Hofmann masters the craft to create suspense in a single outline. While it remains uncertain if we are looking at a human, a fantasy creature or some kind of animal, the painted figures immediately become characters, referring to a larger story and to a moment before or after the one painted. By this Hofmann challenges the imagination of the spectator by consciously revealing and covering elements in his works. This is the case in ‘Sphere’ (2013), where Hofmann ridiculizes traditional iconography by painting a monk and a young woman is a questionable composition. As the details remain unclear, the gloomy atmosphere forebodes little good.

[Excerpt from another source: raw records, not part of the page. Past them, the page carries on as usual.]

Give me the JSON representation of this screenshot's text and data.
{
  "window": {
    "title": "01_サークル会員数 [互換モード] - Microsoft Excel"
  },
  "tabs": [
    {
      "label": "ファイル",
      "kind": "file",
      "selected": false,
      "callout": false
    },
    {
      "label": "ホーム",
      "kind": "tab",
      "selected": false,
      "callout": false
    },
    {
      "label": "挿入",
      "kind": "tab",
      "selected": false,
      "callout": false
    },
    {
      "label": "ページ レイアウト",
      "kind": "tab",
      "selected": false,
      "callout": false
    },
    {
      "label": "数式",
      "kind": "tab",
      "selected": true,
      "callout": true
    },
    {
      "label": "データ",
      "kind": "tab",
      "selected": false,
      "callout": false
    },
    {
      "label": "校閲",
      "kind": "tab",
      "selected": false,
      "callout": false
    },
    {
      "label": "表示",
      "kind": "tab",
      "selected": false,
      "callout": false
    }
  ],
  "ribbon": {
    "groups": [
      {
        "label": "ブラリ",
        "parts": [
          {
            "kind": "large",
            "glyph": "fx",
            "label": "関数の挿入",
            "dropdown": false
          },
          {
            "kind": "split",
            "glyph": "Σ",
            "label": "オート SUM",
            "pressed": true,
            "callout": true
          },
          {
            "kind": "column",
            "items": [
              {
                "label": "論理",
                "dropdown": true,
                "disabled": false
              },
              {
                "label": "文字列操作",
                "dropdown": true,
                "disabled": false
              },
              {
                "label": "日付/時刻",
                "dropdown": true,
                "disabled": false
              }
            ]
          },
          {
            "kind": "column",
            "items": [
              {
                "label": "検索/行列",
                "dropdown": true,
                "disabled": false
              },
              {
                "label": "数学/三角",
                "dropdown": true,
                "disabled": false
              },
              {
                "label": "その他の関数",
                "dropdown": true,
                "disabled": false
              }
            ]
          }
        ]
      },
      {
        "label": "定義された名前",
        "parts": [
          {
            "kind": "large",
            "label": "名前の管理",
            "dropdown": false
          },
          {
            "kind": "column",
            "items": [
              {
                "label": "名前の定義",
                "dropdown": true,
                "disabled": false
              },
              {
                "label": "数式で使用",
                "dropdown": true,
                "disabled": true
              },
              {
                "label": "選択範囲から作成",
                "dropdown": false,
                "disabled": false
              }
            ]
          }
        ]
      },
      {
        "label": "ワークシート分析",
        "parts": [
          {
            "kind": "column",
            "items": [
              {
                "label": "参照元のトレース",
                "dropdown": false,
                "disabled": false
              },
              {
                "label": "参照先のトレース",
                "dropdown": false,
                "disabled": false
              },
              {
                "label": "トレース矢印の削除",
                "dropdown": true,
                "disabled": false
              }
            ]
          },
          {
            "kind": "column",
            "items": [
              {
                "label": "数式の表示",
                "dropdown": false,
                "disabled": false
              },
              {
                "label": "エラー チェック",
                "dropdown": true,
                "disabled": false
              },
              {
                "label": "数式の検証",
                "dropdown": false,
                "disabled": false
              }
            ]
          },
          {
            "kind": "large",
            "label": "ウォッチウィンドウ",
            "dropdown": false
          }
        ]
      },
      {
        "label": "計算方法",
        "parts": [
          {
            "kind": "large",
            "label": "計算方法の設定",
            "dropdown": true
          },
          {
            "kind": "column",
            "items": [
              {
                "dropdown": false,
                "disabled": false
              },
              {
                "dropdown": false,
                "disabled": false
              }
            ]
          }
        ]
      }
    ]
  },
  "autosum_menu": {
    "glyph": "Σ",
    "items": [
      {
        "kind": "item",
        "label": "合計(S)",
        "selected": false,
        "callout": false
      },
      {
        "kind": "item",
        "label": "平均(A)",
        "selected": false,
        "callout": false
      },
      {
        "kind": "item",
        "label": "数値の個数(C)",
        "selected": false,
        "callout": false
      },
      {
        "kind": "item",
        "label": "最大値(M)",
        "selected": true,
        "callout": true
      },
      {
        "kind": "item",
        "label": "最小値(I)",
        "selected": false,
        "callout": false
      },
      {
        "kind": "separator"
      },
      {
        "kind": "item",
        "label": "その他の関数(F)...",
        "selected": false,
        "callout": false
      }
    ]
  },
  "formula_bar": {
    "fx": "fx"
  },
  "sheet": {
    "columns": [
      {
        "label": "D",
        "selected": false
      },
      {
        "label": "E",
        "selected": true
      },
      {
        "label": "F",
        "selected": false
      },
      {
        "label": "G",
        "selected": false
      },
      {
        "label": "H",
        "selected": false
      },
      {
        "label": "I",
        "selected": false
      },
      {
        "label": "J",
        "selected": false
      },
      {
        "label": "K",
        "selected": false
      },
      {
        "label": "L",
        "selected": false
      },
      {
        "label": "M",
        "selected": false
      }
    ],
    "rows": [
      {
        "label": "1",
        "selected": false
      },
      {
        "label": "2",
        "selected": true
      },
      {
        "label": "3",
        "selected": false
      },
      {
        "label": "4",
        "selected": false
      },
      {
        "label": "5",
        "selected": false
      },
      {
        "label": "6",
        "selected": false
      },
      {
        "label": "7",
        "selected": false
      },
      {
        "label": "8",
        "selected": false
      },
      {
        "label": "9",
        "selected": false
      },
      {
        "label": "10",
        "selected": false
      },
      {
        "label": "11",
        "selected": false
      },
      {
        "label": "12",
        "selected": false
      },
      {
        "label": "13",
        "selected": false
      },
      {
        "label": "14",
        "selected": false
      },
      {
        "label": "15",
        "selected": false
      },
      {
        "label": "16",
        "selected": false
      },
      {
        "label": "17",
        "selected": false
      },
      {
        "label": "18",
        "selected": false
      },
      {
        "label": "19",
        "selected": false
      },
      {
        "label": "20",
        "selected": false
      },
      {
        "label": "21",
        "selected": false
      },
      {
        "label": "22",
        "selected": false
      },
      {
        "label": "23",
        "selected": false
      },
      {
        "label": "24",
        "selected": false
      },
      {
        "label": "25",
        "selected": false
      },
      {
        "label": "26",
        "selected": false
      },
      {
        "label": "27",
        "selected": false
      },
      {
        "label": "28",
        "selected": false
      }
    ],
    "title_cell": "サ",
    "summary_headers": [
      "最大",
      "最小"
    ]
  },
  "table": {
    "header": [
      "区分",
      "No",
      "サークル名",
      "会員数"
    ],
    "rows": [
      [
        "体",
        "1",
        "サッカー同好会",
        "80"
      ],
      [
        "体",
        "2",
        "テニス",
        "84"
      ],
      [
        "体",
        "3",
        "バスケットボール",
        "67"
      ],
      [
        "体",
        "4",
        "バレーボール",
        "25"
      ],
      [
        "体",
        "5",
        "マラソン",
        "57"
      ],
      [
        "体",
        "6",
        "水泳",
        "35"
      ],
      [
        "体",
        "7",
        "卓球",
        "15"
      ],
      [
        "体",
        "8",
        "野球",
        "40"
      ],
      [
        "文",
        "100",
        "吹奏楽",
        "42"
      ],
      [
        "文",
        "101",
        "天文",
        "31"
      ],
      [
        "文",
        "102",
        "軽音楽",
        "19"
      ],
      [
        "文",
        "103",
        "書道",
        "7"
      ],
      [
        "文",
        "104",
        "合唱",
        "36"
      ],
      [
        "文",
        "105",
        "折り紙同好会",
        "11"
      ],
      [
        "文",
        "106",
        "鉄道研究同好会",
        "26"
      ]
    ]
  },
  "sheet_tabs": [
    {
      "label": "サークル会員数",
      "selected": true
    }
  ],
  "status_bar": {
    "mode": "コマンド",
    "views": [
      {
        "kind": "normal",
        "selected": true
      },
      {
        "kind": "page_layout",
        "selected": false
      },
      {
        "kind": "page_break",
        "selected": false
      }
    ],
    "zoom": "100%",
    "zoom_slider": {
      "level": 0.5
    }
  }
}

Hofmann celebrates the aesthetics of Romanticism, in addition he includes specific elements of contemporary society and pop culture in most of his works. The video ‘LAPD’ (2012), for instance, resembles the aesthetic of a videogame. In a 4-minute compilation we follow a violent persecution of a monstrous figure that tries to escape from the police. Similar to the paintings and drawings of Hofmann, two and three-dimensional elements blend together into an obscure scene, stylistically situated where dark romance and gothic pop art meet.
The work of Julius Hofmann studied at the Hochschule für Graphik und Buchkunst in Leipzig with Neo Rauch and Heribert C. Ottersbach. His work is in a number of collections such as TheMuseum of Visual Art Liepzig, Olbricht Collection Berlin and Art Collection of Sparkasse Leipzig.